R21 mechanism additions

R21 added 17 patterns to classify_user_reply() plus two precision gates:

  • Exact-match gate: frozenset(["try it", "c"]) — substring match would fire broadly; exact-match captures the 2 real corpus TPs with zero FPs.
  • URL-only gate: bare URL paste = implicit redirect / agent failure signal; verified 0 FP on 906 ok entries.
  • DCD cascade via "i just logged into": single pattern enabled a 4-entry cascade by converting one entry's follow to correction_substance, which DCD then found at N+1, N+2, N+3 for three predecessors.

Adversarial hardening (2026-06-22)

20 sessions added to eval_session_corpus.json targeting:

  • FP-bait: single precision hedges in technical prose (should NOT fire)
  • FN-bait: academic hedge vocabulary, velocity-ramp drift, pleasantry cascade, oscillating patterns (should fire)
  • Edge cases: recovery/relapse, calibration attacks, single spike

Key findings documented in EXPERIMENTS.md:

  • 16 _INLINE patterns are latent FPs (fire in ok-context, but 0 FP in real corpus 906 ok entries — latent risk only, not actionable)
  • 13 correction phrasings are FN gaps ("off track", "doesn't match", "going in circles") — not added yet pending 0-FP verification on ok=906
  • Drift scorer: default thr=70 in trajectory functions ≠ profile thr=50; eval is self-consistent
  • Paraphrase drift without explicit markers is out of scope by design (caveman profile is vocabulary-based, not semantic)

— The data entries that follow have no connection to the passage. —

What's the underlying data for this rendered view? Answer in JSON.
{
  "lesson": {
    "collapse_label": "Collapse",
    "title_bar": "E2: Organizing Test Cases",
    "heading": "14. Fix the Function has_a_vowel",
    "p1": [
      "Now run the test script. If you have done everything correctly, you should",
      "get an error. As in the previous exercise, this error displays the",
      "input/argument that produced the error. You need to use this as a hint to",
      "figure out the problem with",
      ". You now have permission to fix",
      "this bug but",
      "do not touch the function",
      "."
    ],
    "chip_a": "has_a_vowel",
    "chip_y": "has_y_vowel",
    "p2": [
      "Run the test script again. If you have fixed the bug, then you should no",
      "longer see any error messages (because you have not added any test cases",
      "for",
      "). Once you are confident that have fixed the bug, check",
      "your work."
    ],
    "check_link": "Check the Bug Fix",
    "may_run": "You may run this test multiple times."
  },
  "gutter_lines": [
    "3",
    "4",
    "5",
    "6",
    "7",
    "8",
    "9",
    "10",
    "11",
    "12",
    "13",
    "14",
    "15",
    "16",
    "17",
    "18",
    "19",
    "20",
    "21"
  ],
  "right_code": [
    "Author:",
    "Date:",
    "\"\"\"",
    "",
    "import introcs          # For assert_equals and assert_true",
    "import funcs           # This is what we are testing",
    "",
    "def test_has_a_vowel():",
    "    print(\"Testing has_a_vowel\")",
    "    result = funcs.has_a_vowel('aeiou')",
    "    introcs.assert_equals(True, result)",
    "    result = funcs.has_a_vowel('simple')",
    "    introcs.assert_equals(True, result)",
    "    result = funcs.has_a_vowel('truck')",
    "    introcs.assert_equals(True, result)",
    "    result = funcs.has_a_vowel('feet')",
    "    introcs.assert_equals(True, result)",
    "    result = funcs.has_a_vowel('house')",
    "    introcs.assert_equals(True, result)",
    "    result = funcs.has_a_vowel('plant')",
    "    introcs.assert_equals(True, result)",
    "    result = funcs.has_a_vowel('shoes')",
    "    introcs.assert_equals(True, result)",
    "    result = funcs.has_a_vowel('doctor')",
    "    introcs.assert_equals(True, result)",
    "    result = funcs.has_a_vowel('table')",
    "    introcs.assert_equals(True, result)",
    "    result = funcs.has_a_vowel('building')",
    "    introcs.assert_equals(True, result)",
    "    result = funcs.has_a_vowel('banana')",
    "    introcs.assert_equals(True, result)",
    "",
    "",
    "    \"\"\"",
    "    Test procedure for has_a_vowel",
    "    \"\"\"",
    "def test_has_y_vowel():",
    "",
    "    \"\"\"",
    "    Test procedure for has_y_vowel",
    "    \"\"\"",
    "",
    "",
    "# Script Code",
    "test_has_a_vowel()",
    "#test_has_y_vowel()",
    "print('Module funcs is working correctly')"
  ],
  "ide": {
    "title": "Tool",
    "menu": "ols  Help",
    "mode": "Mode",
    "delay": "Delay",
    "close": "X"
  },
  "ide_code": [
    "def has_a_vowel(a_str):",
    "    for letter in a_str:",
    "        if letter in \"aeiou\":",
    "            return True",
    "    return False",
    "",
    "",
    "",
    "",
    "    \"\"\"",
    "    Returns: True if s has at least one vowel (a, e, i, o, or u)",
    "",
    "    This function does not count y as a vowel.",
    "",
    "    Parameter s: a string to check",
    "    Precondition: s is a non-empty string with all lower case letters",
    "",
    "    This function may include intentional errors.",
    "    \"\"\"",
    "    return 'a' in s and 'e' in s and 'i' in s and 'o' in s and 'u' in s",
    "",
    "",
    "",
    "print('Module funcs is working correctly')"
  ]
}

Falsification log (DO-NOT-RE-ATTACK)

Pattern Why killed
"check again" 4 FPs in ok entries
"try now" 2 FPs (exact "Try now" in ok context)
"melloa is sudo pass" 3 FPs (credential provision in ok context)
threshold < 0.58 FPs increase faster than TPs
HGB/LGBM/softvote/ET49 All worse than ET43 baseline

Scientific method discipline

Every hypothesis was pre-registered with a prediction before any probe was run. Verdicts are documented in EXPERIMENTS.md with evidence references. Retractions are struck-through with dated corrections; nothing is silently edited.

The ledger is the moat: dead ends are documented so no future session re-litigates settled questions.